Acute mercury toxicity in tilapia (oreochromis niloticus), the pathological aspect

Abstract

Mercury is one of most toxic heavy metals which can contaminate natural water sources. Humans can be exposed to mercury by consumption of mercury contaminated fish. Therefore, it is most appropriate model to use fish as environmental marker of mercury contamination. The purpose of this study is to investigate acute mercury toxicity in tilapia (Oreochromis niloticus) via histopathological, autometallography, Hg analysis by ICP-AES method and detecting metallothionein protein by immunohistochemistry techniques and metallothionein gene expression. Tilapias were divided into twelve experimental groups and one control group. The experimental groups included intraperitoneally injected with 0.5, 1, 2, 5 µg/g mercuric chloride (HgCl[subscript 2]), oral administration with 0.5, 1, 2, 5 mug/g HgCl[subscript 2] , and 0.5, 1, 2, 5 mug/ml HgCl[subscript 2] semi-static exposure groups. All fish showed the clinical appearance of respiratory failure followed by death in 2 and 5 mug/ml HgCl[subscript 2] semi-exposure groups on first day (day 0) of experiment. The major histopathological lesions includes tubulonephrosis, increasing immature nephrons, and deposit of crystal in trunk kidneys, increasing melanomacrophages centers (MMCs) in spleen, and losing of fat storage, degeneration of hepatocytes, and pancreatic atrophy in hepatopancreas.
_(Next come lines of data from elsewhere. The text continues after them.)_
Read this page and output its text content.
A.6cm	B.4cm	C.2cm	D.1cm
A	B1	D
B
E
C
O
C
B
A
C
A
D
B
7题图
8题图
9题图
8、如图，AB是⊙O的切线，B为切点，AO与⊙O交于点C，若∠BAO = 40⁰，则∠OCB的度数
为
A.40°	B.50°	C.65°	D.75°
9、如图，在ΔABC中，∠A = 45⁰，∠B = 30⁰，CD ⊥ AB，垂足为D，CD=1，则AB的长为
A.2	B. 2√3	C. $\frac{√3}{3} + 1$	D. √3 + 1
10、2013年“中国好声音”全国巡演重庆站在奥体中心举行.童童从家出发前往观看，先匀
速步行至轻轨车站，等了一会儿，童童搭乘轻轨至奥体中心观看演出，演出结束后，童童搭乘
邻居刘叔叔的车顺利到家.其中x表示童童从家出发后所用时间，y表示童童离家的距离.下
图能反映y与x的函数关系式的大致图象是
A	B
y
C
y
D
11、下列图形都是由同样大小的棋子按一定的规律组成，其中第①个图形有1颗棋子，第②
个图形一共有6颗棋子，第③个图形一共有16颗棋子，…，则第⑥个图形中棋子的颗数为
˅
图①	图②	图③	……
Following autometallography, silver-enhanced Hg grains were visualized in renal tubular epithelium, MMCs in spleen and in pancreatic acini in accordance with high mercury levels. The amount and location of visualized grains differ from routes and doses of HgCl[subscript 2]. The semi-exposure groups and higer concentration produced more grains than other routes and lower concentration. An expression of metallothionein (MT) protein revealed in renal tubular epithelium, MMCs in spleen, and pancreatic acini of 0.5, and 1 µg/ml semi-static exposure groups after day 9 and 6 respectively. From this present study, it concludes that pathological lesions, autometallography, expression of metallothionein protein by immunohistochemistry can be used to investigate acute mercury toxicity in tilapia.